1974, Copa do Mundo na Alemanha, o Carrossel Holandês mostrando um futebol superior aos brasileiros tricampeões. E aparece na pacata cidade de Tapera o famoso “Caminhão do Mobral”, o movimento brasileiro de alfabetização, criado pelo Governo Militar em plena Ditadura, em 1967, e que duraria até 1985.

O povo, descendentes de imigrantes Italianos e Alemães, desconfiados e ressabiados como “cachorro mordido por cobra que tem medo de lingüiça”, recebeu o projeto. Para eles era coisa de desconfiar. Seria uma cilada? Não tinha nada a ver com o método Paulo Freire! Isso era fato. Era de desconfiar. Mas sqn, como dizem hoje nas redes sociais. Teria música ao vivo e lá estava eu, de frente a um show de Rock, por vias de fato foi lá que vi as pedras rolarem pela primeira vez na vida.

O líder da banda era um artista, ator de cinema e músico chamado Rony Cócegas, o mesmo que ficou muito conhecido como o Gavião Cumbica da Escolinha do Professor Raimundo. O cara era sensacional. Cantava Chuck Berry, Little Richard, Elvis, Dylan, e outros medalhões, exceto Beatles. Ao final de suas apresentações, cantava uma música de apenas duas estrofes, o resto eram risadas, chamava-se “A Gargalhada”. Não é que deu pra tirar proveito?

A questão é que assim sempre era por lá, naqueles tempos: quando algo ou alguém ligado a qualquer órgão governamental da época por lá aparecia, a desconfiança e o receio já pairavam no ar imediatamente

E por isso conta uma história que, certo dia, apareceu um “estranho” na cidade, desembarcou na rodoviária e foi direto pra Escola de Ensino Fundamental se apresentando como fiscal do Ministério da Educação. Imediatamente começou-se a desconfiança e todos se perguntando quem de fato seria o cara. Seria do Dops? Mandado pelos militares fazer uma espionagem? Alguém ligado às atividades instituídas pelo AI-5? Que dava poder de exceção aos governantes para punir arbitrariamente os que fossem inimigos do regime ou como tal considerados?

O fato é que o sujeito, depois de apresentar-se à diretora e pedir permissão para tal, dirigiu-se até uma sala onde estava sendo ministrada uma aula de história. “E bota povo desconfiado nisso!” define bem a reação de todos os presentes ao verem “a autoridade” adentrar a sala para assistir a aula. Sentou bem ao fundo da sala, ao lado do Pedro.
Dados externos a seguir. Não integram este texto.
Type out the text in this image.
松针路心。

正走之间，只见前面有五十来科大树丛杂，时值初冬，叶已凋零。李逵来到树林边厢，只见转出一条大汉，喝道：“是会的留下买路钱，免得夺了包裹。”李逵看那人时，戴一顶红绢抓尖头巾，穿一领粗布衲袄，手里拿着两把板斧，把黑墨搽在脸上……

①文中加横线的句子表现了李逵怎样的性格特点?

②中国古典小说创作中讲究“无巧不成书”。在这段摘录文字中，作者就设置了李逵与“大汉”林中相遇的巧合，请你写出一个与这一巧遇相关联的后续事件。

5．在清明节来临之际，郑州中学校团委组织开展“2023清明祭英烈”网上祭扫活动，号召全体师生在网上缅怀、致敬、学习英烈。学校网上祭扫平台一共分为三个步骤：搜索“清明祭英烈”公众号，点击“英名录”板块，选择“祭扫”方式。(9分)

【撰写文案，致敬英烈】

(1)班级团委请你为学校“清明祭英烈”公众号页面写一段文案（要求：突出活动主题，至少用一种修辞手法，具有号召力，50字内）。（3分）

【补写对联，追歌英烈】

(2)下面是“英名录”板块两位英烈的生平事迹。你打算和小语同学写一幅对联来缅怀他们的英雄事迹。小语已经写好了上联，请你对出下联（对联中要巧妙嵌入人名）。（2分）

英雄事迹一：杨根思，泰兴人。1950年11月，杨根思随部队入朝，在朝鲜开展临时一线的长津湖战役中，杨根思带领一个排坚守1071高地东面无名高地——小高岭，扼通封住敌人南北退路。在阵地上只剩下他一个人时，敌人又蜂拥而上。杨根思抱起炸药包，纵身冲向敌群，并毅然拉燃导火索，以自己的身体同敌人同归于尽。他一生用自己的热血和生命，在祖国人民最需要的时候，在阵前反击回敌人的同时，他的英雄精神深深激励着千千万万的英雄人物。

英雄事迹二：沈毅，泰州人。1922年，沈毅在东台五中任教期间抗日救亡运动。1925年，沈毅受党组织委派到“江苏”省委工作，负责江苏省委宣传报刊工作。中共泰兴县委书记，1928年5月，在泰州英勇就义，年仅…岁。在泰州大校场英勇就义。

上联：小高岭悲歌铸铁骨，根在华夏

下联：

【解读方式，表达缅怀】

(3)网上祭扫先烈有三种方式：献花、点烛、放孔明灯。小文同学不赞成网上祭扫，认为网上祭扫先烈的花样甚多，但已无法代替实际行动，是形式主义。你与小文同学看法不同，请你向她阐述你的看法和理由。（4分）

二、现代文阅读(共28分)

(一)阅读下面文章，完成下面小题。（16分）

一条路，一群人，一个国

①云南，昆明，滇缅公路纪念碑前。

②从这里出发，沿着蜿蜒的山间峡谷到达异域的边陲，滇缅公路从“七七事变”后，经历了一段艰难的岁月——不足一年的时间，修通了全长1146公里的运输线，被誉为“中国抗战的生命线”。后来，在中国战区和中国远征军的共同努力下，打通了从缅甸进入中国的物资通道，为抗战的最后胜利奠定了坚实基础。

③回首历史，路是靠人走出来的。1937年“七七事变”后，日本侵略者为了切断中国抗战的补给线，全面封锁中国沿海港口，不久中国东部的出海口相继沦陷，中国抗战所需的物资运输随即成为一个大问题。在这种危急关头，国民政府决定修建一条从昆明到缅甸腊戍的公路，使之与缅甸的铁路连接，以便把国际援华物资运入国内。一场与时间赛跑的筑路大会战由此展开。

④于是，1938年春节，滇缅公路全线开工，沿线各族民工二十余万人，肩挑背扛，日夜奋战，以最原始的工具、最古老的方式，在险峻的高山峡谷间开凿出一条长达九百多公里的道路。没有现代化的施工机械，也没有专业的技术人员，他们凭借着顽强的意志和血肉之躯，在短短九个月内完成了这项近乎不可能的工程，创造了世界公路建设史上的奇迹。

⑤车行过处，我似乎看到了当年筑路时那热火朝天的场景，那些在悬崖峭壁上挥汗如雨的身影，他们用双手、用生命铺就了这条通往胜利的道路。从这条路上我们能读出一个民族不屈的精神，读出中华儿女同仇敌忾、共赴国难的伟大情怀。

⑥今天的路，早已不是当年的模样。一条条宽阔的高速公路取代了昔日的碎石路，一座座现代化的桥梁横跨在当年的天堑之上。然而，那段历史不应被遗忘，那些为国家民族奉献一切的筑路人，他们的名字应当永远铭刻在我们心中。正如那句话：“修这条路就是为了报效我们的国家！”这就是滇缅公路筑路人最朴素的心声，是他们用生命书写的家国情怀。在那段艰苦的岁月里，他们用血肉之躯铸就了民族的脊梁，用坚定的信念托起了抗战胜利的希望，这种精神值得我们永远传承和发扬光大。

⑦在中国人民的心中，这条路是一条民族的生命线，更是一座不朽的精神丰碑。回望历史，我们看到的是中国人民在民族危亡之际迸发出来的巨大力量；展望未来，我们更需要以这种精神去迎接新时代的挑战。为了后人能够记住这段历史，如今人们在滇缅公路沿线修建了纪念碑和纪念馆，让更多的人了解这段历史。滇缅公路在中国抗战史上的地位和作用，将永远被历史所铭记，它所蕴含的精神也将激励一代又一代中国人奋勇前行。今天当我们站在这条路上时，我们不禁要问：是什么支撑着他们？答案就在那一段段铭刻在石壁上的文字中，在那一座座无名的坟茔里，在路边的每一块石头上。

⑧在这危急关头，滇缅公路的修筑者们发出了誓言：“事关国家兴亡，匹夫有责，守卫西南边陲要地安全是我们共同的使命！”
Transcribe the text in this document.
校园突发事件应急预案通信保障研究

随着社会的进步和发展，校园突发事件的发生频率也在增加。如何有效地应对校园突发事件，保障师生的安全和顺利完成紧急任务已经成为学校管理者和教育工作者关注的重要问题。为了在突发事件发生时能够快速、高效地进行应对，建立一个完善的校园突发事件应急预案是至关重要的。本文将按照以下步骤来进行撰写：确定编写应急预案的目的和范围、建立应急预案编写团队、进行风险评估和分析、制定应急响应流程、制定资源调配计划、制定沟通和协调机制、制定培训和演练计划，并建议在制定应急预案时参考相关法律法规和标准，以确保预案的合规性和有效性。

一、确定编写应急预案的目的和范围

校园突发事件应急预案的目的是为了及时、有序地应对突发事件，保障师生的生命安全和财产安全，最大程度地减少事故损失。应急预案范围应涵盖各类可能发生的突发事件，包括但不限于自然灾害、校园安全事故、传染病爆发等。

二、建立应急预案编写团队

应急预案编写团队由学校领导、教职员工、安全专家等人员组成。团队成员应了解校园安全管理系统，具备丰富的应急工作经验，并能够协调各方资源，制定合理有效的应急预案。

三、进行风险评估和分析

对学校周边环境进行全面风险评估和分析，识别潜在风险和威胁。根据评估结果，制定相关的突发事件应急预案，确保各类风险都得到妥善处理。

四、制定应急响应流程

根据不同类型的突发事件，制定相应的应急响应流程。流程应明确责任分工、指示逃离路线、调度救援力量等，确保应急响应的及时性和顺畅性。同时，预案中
E Pedro encabulou-se barbaridade.

Não demorou muito, ele perguntou ao Pedro, baixinho, mas com ares de severidade avaliativa: “bom dia, menino… Qual o seu nome?” Assustado, Pedro respondeu tremulo:  “é Pedro, senhor…” Por uns momentos o homem não falou nada, mas em seguida olhou novamente e Pedro pensou: “ai,ai,ai… é agora…”, e dito e feito, o homem dispara uma pergunta a queima-roupa no mesmo tom imperativo: “ Pedro, quem foi que colocou fogo em Roma?” Pedro saltou da cadeira de susto e garantiu em alto em bom tom: “não fui eu, senhor! Juro que não fui eu!”.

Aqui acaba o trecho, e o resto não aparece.